5. The method of claim 4,
Wherein the lateral pressure measuring sensor is inserted into an insertion recess formed outwardly from an inner side surface of the container.

5. The method of claim 4,
Wherein the lateral pressure measuring sensors are installed at a predetermined interval on the one side of the container or a plurality of the lateral pressure measuring sensors are installed at arbitrary intervals.
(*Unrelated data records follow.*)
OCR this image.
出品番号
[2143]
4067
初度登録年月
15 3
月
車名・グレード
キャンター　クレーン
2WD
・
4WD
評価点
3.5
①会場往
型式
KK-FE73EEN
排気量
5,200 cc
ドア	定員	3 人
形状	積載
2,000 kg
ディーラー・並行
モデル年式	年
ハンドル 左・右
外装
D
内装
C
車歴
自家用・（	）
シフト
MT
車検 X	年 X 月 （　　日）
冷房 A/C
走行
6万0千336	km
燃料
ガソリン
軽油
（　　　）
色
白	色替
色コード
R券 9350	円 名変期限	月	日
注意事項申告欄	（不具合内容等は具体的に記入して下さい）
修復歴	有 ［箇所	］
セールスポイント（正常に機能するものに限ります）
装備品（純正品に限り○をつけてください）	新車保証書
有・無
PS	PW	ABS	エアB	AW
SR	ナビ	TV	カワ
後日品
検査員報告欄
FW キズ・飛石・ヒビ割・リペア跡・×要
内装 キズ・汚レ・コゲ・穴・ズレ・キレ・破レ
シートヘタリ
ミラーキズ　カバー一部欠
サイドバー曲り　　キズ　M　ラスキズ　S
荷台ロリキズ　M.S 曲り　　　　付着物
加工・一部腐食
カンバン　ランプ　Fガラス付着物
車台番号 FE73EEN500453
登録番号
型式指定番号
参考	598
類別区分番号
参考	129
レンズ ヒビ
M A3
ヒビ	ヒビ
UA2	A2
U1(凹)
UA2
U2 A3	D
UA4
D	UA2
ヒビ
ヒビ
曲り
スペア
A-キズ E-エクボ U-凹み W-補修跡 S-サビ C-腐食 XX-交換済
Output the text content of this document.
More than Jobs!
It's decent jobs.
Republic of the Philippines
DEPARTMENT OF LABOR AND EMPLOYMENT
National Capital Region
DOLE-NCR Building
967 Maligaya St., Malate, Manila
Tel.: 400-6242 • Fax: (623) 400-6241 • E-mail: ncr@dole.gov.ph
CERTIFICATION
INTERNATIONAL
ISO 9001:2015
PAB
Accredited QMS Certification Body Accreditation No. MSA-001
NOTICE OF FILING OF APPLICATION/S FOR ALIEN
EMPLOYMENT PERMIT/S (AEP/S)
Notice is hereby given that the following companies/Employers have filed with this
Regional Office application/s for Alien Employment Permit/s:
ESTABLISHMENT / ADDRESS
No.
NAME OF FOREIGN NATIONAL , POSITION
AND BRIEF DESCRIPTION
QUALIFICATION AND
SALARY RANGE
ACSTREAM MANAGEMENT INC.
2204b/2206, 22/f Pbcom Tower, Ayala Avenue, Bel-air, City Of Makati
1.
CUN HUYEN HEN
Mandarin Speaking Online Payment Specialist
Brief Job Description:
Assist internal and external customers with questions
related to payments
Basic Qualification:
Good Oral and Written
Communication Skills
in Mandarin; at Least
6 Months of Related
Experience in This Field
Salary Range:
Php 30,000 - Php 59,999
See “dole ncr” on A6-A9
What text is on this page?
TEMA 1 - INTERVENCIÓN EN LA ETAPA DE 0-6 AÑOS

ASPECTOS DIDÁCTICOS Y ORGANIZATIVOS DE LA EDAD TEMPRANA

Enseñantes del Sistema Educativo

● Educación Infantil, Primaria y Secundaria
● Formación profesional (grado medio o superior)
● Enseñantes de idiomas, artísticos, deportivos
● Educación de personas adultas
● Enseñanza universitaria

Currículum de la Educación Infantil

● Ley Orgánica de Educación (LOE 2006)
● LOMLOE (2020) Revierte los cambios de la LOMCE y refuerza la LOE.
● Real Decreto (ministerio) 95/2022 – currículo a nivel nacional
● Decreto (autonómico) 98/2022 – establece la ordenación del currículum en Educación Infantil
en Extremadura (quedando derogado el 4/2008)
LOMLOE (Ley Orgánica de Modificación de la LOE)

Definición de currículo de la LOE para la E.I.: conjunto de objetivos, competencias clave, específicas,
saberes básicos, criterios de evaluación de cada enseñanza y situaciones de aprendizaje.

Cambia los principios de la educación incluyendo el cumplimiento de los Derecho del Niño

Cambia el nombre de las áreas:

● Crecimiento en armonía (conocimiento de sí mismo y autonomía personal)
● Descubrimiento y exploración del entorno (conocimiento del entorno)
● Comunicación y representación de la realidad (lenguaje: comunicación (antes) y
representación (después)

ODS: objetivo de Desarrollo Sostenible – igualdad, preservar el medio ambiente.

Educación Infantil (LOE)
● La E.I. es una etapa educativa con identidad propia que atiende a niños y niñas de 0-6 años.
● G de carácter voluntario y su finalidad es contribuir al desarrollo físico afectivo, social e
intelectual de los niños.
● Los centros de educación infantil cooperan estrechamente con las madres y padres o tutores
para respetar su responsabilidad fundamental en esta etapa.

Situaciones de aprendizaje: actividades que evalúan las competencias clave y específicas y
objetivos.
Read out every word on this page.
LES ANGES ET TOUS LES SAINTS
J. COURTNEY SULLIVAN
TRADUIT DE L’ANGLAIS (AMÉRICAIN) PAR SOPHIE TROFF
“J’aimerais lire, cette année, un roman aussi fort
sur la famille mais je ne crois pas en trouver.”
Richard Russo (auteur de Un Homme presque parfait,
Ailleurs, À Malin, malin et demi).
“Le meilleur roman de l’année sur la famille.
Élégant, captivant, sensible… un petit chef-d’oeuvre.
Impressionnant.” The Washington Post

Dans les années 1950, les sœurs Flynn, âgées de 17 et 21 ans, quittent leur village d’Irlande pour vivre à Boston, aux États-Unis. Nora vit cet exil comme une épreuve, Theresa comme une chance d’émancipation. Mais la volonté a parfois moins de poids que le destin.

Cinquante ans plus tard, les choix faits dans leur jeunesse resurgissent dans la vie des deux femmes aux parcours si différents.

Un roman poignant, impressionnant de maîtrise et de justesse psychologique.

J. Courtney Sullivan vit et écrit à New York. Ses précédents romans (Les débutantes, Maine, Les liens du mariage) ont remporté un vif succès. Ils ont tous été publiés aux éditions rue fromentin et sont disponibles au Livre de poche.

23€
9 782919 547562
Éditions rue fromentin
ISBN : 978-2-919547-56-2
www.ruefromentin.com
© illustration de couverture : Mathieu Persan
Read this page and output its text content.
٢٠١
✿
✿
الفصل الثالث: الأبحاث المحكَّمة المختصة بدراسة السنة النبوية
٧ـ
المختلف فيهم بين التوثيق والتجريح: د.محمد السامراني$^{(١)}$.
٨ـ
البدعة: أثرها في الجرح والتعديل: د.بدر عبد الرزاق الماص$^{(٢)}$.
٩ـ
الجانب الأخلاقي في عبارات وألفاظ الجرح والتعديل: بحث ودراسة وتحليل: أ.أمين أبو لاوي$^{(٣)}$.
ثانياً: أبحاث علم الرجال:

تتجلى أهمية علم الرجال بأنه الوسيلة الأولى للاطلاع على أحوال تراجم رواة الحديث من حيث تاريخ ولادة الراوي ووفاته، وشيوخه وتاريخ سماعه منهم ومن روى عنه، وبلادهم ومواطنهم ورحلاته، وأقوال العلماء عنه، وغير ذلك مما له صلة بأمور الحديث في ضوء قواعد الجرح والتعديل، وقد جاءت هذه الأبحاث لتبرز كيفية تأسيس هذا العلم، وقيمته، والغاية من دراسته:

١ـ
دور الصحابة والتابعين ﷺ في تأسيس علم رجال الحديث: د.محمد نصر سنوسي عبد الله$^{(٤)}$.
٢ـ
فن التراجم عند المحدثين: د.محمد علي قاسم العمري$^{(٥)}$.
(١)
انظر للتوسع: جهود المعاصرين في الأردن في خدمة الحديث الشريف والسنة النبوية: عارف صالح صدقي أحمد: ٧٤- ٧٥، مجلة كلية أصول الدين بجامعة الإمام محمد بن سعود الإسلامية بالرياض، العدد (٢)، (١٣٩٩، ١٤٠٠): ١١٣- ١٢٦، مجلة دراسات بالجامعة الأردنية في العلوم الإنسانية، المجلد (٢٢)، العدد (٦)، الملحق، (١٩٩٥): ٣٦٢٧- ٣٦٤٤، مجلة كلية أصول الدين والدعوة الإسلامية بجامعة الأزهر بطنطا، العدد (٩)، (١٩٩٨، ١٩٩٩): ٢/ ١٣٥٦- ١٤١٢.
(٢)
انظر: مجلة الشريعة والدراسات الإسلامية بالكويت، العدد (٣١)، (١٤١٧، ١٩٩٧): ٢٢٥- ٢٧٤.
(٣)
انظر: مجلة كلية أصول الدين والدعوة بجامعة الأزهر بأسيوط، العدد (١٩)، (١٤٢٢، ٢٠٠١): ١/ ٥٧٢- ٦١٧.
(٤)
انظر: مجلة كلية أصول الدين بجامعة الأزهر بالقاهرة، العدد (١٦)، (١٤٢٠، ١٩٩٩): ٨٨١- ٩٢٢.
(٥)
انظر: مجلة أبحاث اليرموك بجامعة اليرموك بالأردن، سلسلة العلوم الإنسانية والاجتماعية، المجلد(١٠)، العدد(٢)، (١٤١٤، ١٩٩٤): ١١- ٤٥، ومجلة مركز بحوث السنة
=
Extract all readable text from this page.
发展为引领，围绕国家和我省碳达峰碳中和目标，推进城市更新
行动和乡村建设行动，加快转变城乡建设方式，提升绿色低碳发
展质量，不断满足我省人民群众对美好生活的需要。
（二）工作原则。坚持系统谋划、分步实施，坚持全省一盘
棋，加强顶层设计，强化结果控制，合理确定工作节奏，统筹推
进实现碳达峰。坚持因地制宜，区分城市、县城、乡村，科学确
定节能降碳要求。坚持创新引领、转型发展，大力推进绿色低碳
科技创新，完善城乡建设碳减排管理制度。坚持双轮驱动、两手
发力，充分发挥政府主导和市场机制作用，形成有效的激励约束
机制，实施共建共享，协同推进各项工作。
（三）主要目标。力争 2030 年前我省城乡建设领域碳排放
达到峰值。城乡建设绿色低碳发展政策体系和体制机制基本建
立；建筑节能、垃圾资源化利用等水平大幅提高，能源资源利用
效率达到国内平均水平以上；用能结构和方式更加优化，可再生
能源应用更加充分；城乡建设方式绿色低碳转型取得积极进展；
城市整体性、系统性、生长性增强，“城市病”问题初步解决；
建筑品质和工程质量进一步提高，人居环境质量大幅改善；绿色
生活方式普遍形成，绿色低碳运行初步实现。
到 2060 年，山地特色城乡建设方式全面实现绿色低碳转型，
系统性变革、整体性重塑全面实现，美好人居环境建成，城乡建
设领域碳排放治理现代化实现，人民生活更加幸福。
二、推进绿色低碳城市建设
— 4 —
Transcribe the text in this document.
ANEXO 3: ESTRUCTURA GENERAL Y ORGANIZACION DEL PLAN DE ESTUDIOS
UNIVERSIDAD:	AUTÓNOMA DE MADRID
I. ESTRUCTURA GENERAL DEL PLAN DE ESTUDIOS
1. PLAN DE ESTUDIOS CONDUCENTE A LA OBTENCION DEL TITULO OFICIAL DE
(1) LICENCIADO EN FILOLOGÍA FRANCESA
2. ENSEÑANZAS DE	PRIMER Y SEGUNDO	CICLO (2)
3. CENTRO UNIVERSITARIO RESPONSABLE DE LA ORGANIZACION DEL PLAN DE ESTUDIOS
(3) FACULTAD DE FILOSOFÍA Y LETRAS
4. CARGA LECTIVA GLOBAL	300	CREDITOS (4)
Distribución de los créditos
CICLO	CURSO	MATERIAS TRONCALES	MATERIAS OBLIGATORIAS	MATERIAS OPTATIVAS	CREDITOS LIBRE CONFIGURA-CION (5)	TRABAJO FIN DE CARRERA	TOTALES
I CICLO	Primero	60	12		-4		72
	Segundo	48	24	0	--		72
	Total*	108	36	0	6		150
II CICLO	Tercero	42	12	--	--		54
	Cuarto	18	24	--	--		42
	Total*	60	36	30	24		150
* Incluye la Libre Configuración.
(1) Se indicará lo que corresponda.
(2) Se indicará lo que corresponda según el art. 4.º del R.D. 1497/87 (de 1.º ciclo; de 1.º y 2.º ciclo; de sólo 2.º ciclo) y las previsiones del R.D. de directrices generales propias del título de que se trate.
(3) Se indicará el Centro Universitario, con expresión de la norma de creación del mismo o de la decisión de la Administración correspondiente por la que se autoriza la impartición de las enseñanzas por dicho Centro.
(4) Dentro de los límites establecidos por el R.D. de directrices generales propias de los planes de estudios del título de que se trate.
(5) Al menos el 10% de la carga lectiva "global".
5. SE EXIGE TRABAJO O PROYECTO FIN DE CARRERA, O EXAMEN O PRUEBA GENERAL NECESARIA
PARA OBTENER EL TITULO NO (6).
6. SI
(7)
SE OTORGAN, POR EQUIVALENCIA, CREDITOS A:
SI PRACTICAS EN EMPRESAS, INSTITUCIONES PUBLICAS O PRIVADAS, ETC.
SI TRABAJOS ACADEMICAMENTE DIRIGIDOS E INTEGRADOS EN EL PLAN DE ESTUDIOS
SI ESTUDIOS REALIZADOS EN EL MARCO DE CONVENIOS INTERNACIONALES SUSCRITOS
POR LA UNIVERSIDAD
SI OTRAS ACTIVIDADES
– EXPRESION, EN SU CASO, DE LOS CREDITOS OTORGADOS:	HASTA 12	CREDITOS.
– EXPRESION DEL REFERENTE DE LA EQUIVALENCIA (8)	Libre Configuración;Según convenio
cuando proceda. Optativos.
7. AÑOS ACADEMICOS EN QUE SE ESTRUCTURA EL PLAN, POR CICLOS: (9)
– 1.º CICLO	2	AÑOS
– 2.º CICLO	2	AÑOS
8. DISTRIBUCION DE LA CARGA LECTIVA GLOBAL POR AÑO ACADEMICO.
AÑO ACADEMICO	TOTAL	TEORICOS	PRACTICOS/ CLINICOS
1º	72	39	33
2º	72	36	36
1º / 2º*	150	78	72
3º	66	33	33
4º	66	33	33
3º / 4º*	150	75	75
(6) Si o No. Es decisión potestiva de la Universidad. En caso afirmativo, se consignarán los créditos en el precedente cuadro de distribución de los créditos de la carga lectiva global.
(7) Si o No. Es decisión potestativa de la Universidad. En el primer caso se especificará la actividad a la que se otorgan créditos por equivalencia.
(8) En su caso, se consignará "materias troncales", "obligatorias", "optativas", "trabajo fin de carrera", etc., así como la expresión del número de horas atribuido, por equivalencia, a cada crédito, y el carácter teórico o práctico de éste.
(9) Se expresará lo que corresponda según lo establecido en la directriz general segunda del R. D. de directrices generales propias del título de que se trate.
The method according to claim 6,
Wherein the lateral pressure measuring sensor is inserted into an insertion groove formed at an interval or at an arbitrary interval on the inner surface of the container.

The method of claim 3,
Wherein the lateral pressure measuring unit is disposed on an inner circumferential surface of the container and is positioned at a predetermined height from a bottom surface of the container, and the sample is horizontally applied to the sample in a state of receiving a vertical pressure of a predetermined magnitude in the vertical direction A lateral pressure measuring sensor for measuring a lateral pressure of the concrete form.

9. The method of claim 8,
Wherein the lateral pressure measuring sensor is inserted into an insertion recess formed outwardly from the inner circumferential surface of the container.

9. The method of claim 8,
The lateral pressure measuring sensor is installed at an angular interval of 2 or 3 or more at circumferential direction on the inner circumferential surface of the container, or installed at an arbitrary angular interval.

11. The method of claim 10,
Wherein the lateral pressure measuring sensor is installed in an inner circumferential surface of the container in an insertion groove formed at a predetermined angular interval or an arbitrary angular interval with reference to the center of the container.